"This is very, very yucky," the Grape explained to Lila the Dog, as she tried to sneak one of the dog park's well chewed municipal tennis balls into our living room this morning. His little face was a portrait of seriousness.
Lila gamely dropped her disgusting trophy and proceeded to inspect the freshly vacated stroller for stray snack foods. The Grape crouched by the discarded tennis ball, examined it as if it were roadkill, looked up at me triumphantly and repeated, "This is very, very yucky."
The Grape has had lots of opinions since he graduated from the blob stage of infancy and became a more highly interactive being. This is unsurprising. He is, after all, my kid. Lately, though, he's gotten much more adept at articulating those opinions. And at lording it over the dog. One thing the Grape has decided for certain is that he wants to rank as high up in our little family pack as possible. He's not giving that corpulent canine an inch (not that she's asked for anything - she's too laid back to notice their nascent sibling rivalry).

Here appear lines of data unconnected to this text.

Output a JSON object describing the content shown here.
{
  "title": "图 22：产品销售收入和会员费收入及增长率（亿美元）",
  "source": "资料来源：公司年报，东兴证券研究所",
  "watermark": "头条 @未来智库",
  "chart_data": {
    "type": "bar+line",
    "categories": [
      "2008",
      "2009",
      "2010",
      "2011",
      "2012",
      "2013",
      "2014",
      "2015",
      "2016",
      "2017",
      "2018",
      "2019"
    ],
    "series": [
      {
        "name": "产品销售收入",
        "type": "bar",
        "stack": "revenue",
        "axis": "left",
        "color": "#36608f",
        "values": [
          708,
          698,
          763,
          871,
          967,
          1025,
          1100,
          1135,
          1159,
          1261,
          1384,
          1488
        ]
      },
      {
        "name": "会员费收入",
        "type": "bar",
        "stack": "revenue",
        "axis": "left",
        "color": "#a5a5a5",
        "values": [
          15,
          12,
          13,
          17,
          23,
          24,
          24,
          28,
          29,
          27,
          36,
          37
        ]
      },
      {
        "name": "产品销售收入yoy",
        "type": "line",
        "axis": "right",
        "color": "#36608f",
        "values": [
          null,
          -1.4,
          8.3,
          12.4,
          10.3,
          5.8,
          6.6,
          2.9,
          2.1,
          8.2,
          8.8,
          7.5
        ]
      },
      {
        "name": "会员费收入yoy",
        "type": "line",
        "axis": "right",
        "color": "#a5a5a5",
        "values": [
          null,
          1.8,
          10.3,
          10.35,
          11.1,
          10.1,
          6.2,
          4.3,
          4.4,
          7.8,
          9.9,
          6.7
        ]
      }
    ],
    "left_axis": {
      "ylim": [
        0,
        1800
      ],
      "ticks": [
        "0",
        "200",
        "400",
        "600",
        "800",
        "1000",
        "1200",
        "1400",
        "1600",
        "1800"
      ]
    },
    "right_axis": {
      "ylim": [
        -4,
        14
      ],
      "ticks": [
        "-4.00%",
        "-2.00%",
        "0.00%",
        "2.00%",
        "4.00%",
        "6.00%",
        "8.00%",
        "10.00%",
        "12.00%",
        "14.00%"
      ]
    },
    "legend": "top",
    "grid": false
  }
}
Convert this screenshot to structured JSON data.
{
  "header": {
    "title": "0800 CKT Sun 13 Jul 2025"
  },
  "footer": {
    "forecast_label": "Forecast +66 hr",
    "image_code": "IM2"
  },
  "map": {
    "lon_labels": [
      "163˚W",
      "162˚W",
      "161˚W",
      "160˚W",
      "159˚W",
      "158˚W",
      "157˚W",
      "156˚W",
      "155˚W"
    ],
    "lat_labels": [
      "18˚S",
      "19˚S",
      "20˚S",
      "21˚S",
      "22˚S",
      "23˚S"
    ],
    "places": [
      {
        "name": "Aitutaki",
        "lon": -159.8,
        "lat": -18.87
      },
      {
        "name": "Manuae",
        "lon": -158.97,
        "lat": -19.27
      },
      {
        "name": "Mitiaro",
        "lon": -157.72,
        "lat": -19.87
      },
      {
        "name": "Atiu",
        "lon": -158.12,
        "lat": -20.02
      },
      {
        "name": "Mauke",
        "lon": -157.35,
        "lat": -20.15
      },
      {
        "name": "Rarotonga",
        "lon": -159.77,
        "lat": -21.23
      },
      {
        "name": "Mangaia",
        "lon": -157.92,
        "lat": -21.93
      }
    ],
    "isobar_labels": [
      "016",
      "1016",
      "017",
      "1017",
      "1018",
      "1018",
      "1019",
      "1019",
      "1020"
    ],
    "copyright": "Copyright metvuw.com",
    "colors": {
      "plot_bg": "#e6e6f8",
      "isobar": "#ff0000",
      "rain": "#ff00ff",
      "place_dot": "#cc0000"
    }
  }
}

Some of his opinions make me laugh. He feels strongly about wardrobe choices. On more than one occasion, he's told me, "No, no, no shorts, Mamma. Dress! Pretty!" And yes, weenie that I am, I put on a sundress per my son's request.
He likes to draw attention to recent additions to his own sartorial repertoire as well: "New pants!" he will tell every stranger we pass on the sidewalk.
Last weekend, we moved the car seat to R.'s car at the Grape's insistence. The Grape prefers R.'s vehicle to my more staid sedan. Why? Because it's red. (Duh.) If the Grape could roll his eyes at that line of questioning, he would.
And I wrote last week about how we were the very first people on the beach every single day of our long weekend in Bermuda. Honestly, I don't mind these kinds of opinions. I love his childish enthusiasm, and I'm smart enough to know that he'll morph into a jaded teenager before I'm ready.
For now though, the problem arises when he wants to outrank me. The Grape has evidently not received the memo, that as far as he's concerned, Mamma is right up there with God (or whatever higher power you espouse). A minimum of five times a day, we argue over whether he must get in the stroller. Lots of times, I let him self-locomote. I get that he likes to move, and I agree it's good for him. But if we're heading out with the dog, or if we need to be somewhere asap, he needs to get his little butt in the blasted buggy. Why? Because I've learned from experience that I cannot mind an off-leash dog and an off-leash almost-two-year-old, in an unfenced city park with traffic on two sides. At least not without losing my mind.
"WALK! WALK!" he squawks, like some kind of deranged parrot. As I use my significant weight advantage and both knees to wrangle his writhing, shrieking, thrashing little personage into the stroller, I wonder if my neighbors will call social services.
He also would like to have the doors to our patio removed. Which would be fine, if not for the helicopter sized mosquitoes that rush any breach in home security; our escape artist cat Lucy (who possesses an explorer's thirst for the big city but the survival instincts of a toadstool); or the fact that I am not interested in paying to air condition the great outdoors. So we argue about egress every day, several times a day. At least once or twice every afternoon, we endure massive tantrums wherein the Grape yells, "OPEN! OPEN!"over and over again. It matters not which side of the door he's on. It's not that he wants to go indoors or out; he just wants the option available at all times.
A quick glance at the clock tells me it's already three-thirty. Any moment now, he'll roll awake in his crib and pronounce this nap "very, very yucky."
And even though my to-do-while-he-sleeps list remains long, his pronouncement on the palatability of his afternoon snooze will make me smile.